Shot over two years, We Are Here! follows a group of asylum seekers as they jump from one squat to another, without any money, legal status or documents. “Dutch asylum policy is inhumane for undocumented refugees,” Jansse told Cineuropa. “Since 2010, asylum seekers whose applications have been denied but who have not left the country are no longer entitled to shelter or food.”
In a documentary combining an observational style with several talking heads, Jansse has effectively succeeded in capturing the limbo in which refugees become trapped – a limbo that volunteers from NGOs try to make more bearable by supporting them on several levels, including a legal one.
Gaining the trust of some of these asylum seekers was not an easy task: “They were concerned about inaccurate and sensational coverage of their story. They feared penalties for family members left in their war-torn home countries, and they didn’t want to be stigmatised as illegal in Holland,” stated Jansse. “However, life pushed them to be activists. I ended up gaining the trust of most people and truly got close to them over time.”

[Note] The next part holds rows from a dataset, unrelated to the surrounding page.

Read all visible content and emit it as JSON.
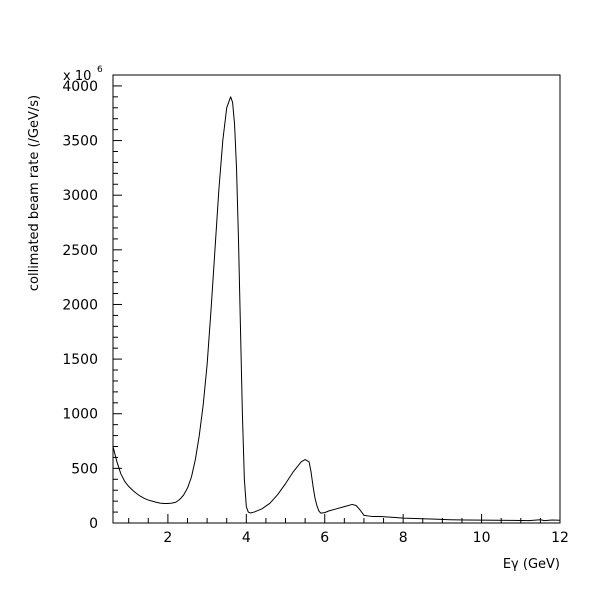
{
  "chart_data": {
    "type": "line",
    "title": "",
    "xlabel": "Eγ (GeV)",
    "ylabel": "collimated beam rate (/GeV/s)",
    "y_multiplier_label": "x 10",
    "y_multiplier_exponent": "6",
    "xlim": [
      0.6,
      12
    ],
    "ylim": [
      0,
      4100
    ],
    "x_ticks": [
      2,
      4,
      6,
      8,
      10,
      12
    ],
    "x_tick_labels": [
      "2",
      "4",
      "6",
      "8",
      "10",
      "12"
    ],
    "y_ticks": [
      0,
      500,
      1000,
      1500,
      2000,
      2500,
      3000,
      3500,
      4000
    ],
    "y_tick_labels": [
      "0",
      "500",
      "1000",
      "1500",
      "2000",
      "2500",
      "3000",
      "3500",
      "4000"
    ],
    "grid": false,
    "series": [
      {
        "x": [
          0.6,
          0.7,
          0.8,
          0.9,
          1.0,
          1.1,
          1.2,
          1.3,
          1.4,
          1.5,
          1.6,
          1.7,
          1.8,
          1.9,
          2.0,
          2.1,
          2.2,
          2.3,
          2.4,
          2.5,
          2.6,
          2.7,
          2.8,
          2.9,
          3.0,
          3.1,
          3.2,
          3.3,
          3.4,
          3.5,
          3.6,
          3.65,
          3.7,
          3.75,
          3.8,
          3.85,
          3.9,
          3.95,
          4.0,
          4.05,
          4.1,
          4.2,
          4.4,
          4.6,
          4.8,
          5.0,
          5.2,
          5.4,
          5.5,
          5.6,
          5.65,
          5.7,
          5.75,
          5.8,
          5.85,
          5.9,
          6.0,
          6.1,
          6.3,
          6.5,
          6.7,
          6.8,
          6.9,
          7.0,
          7.2,
          7.4,
          7.6,
          7.8,
          8.0,
          8.4,
          8.8,
          9.2,
          9.6,
          10.0,
          10.4,
          10.8,
          11.2,
          11.5,
          11.6,
          11.8,
          12.0
        ],
        "y": [
          700,
          560,
          450,
          380,
          335,
          300,
          270,
          245,
          225,
          210,
          200,
          190,
          182,
          178,
          178,
          182,
          190,
          215,
          255,
          320,
          420,
          580,
          800,
          1080,
          1450,
          1950,
          2500,
          3050,
          3500,
          3800,
          3900,
          3850,
          3650,
          3250,
          2600,
          1800,
          1000,
          400,
          150,
          100,
          92,
          100,
          130,
          180,
          260,
          360,
          470,
          560,
          580,
          560,
          470,
          340,
          230,
          160,
          110,
          90,
          95,
          110,
          130,
          150,
          170,
          160,
          120,
          70,
          60,
          60,
          55,
          50,
          45,
          40,
          35,
          30,
          28,
          26,
          25,
          24,
          22,
          30,
          22,
          28,
          25
        ]
      }
    ]
  }
}
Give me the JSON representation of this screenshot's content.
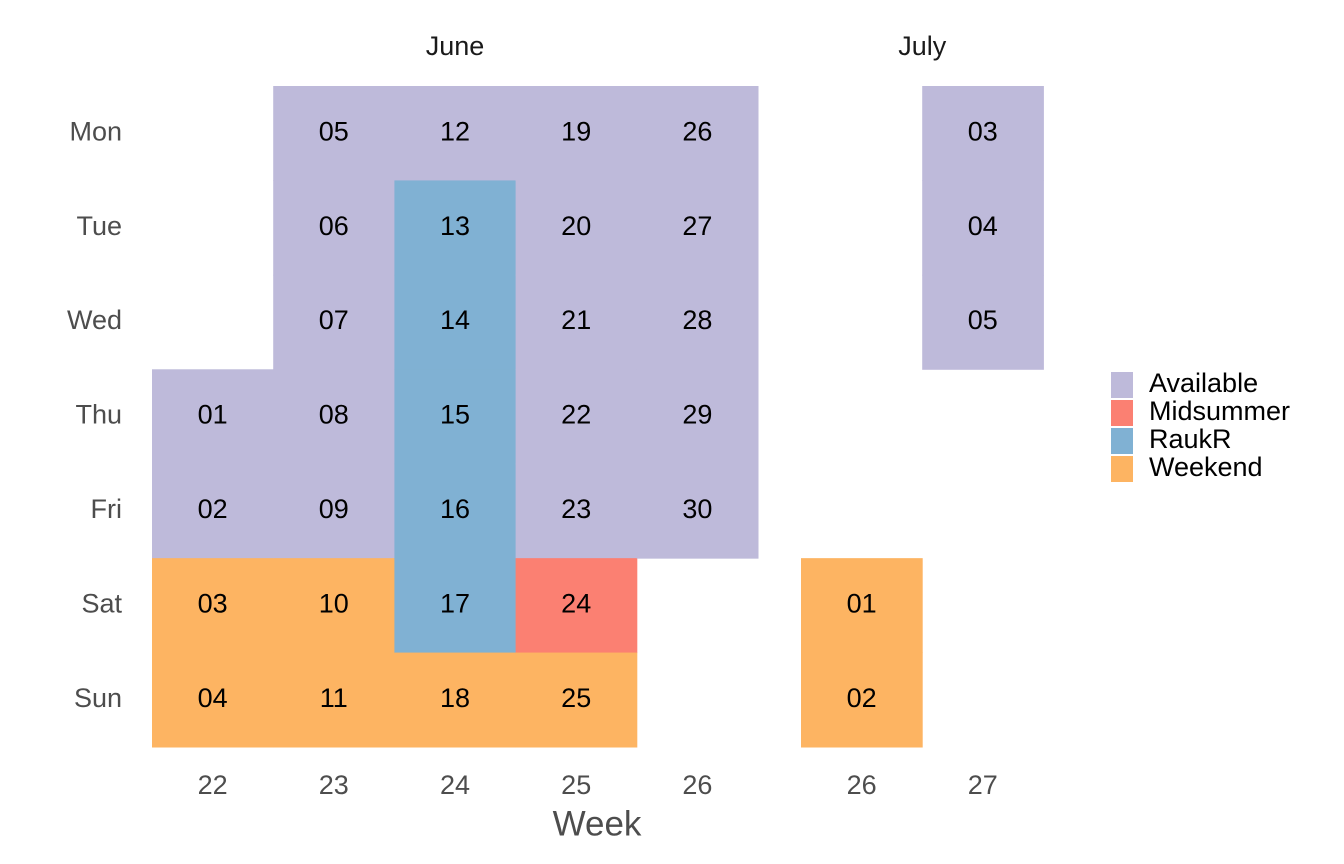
{
  "chart_data": {
    "type": "calendar",
    "x_label": "Week",
    "days": [
      "Mon",
      "Tue",
      "Wed",
      "Thu",
      "Fri",
      "Sat",
      "Sun"
    ],
    "legend": [
      {
        "name": "Available",
        "color": "#bebada"
      },
      {
        "name": "Midsummer",
        "color": "#fb8072"
      },
      {
        "name": "RaukR",
        "color": "#80b1d3"
      },
      {
        "name": "Weekend",
        "color": "#fdb462"
      }
    ],
    "panels": [
      {
        "title": "June",
        "weeks": [
          "22",
          "23",
          "24",
          "25",
          "26"
        ],
        "cells": [
          {
            "week": "22",
            "day": "Thu",
            "date": "01",
            "status": "Available"
          },
          {
            "week": "22",
            "day": "Fri",
            "date": "02",
            "status": "Available"
          },
          {
            "week": "22",
            "day": "Sat",
            "date": "03",
            "status": "Weekend"
          },
          {
            "week": "22",
            "day": "Sun",
            "date": "04",
            "status": "Weekend"
          },
          {
            "week": "23",
            "day": "Mon",
            "date": "05",
            "status": "Available"
          },
          {
            "week": "23",
            "day": "Tue",
            "date": "06",
            "status": "Available"
          },
          {
            "week": "23",
            "day": "Wed",
            "date": "07",
            "status": "Available"
          },
          {
            "week": "23",
            "day": "Thu",
            "date": "08",
            "status": "Available"
          },
          {
            "week": "23",
            "day": "Fri",
            "date": "09",
            "status": "Available"
          },
          {
            "week": "23",
            "day": "Sat",
            "date": "10",
            "status": "Weekend"
          },
          {
            "week": "23",
            "day": "Sun",
            "date": "11",
            "status": "Weekend"
          },
          {
            "week": "24",
            "day": "Mon",
            "date": "12",
            "status": "Available"
          },
          {
            "week": "24",
            "day": "Tue",
            "date": "13",
            "status": "RaukR"
          },
          {
            "week": "24",
            "day": "Wed",
            "date": "14",
            "status": "RaukR"
          },
          {
            "week": "24",
            "day": "Thu",
            "date": "15",
            "status": "RaukR"
          },
          {
            "week": "24",
            "day": "Fri",
            "date": "16",
            "status": "RaukR"
          },
          {
            "week": "24",
            "day": "Sat",
            "date": "17",
            "status": "RaukR"
          },
          {
            "week": "24",
            "day": "Sun",
            "date": "18",
            "status": "Weekend"
          },
          {
            "week": "25",
            "day": "Mon",
            "date": "19",
            "status": "Available"
          },
          {
            "week": "25",
            "day": "Tue",
            "date": "20",
            "status": "Available"
          },
          {
            "week": "25",
            "day": "Wed",
            "date": "21",
            "status": "Available"
          },
          {
            "week": "25",
            "day": "Thu",
            "date": "22",
            "status": "Available"
          },
          {
            "week": "25",
            "day": "Fri",
            "date": "23",
            "status": "Available"
          },
          {
            "week": "25",
            "day": "Sat",
            "date": "24",
            "status": "Midsummer"
          },
          {
            "week": "25",
            "day": "Sun",
            "date": "25",
            "status": "Weekend"
          },
          {
            "week": "26",
            "day": "Mon",
            "date": "26",
            "status": "Available"
          },
          {
            "week": "26",
            "day": "Tue",
            "date": "27",
            "status": "Available"
          },
          {
            "week": "26",
            "day": "Wed",
            "date": "28",
            "status": "Available"
          },
          {
            "week": "26",
            "day": "Thu",
            "date": "29",
            "status": "Available"
          },
          {
            "week": "26",
            "day": "Fri",
            "date": "30",
            "status": "Available"
          }
        ]
      },
      {
        "title": "July",
        "weeks": [
          "26",
          "27"
        ],
        "cells": [
          {
            "week": "26",
            "day": "Sat",
            "date": "01",
            "status": "Weekend"
          },
          {
            "week": "26",
            "day": "Sun",
            "date": "02",
            "status": "Weekend"
          },
          {
            "week": "27",
            "day": "Mon",
            "date": "03",
            "status": "Available"
          },
          {
            "week": "27",
            "day": "Tue",
            "date": "04",
            "status": "Available"
          },
          {
            "week": "27",
            "day": "Wed",
            "date": "05",
            "status": "Available"
          }
        ]
      }
    ]
  }
}
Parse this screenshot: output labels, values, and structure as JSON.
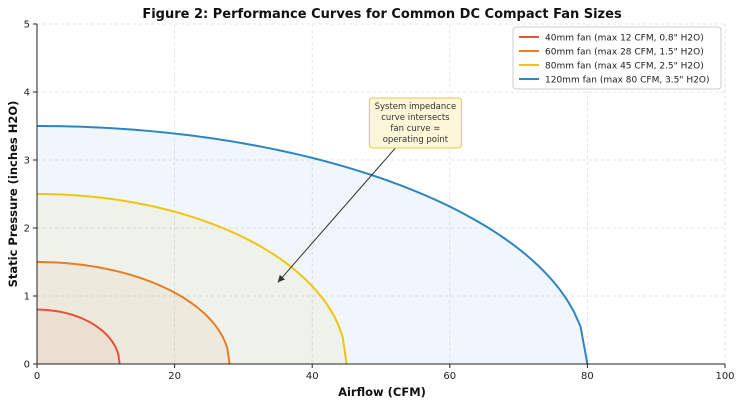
{
  "chart_data": {
    "type": "line",
    "title": "Figure 2: Performance Curves for Common DC Compact Fan Sizes",
    "xlabel": "Airflow (CFM)",
    "ylabel": "Static Pressure (inches H2O)",
    "xlim": [
      0,
      100
    ],
    "ylim": [
      0,
      5
    ],
    "xticks": [
      0,
      20,
      40,
      60,
      80,
      100
    ],
    "yticks": [
      0,
      1,
      2,
      3,
      4,
      5
    ],
    "grid": true,
    "legend_position": "top-right",
    "series": [
      {
        "name": "40mm fan (max 12 CFM, 0.8\" H2O)",
        "max_airflow": 12,
        "max_pressure": 0.8,
        "color": "#e8503a"
      },
      {
        "name": "60mm fan (max 28 CFM, 1.5\" H2O)",
        "max_airflow": 28,
        "max_pressure": 1.5,
        "color": "#e67e22"
      },
      {
        "name": "80mm fan (max 45 CFM, 2.5\" H2O)",
        "max_airflow": 45,
        "max_pressure": 2.5,
        "color": "#f1c40f"
      },
      {
        "name": "120mm fan (max 80 CFM, 3.5\" H2O)",
        "max_airflow": 80,
        "max_pressure": 3.5,
        "color": "#2e86c1"
      }
    ],
    "annotation": {
      "lines": [
        "System impedance",
        "curve intersects",
        "fan curve =",
        "operating point"
      ],
      "text_at": [
        55,
        3.75
      ],
      "arrow_to": [
        35,
        1.2
      ]
    }
  }
}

We Are Here! was produced by Xela Films on a budget of €30,000, and it is now ready to get on board the festival circuit. “When you spot a worthy story, and you have the drive and determination, you can make it work with minimal equipment. Hopefully we have made a film about a local story which has the potential to reach international audiences,” says Jansse. She concludes: “In my eyes, the dignity of man is inviolable, and the Dutch government should shape up its act and set a better example.”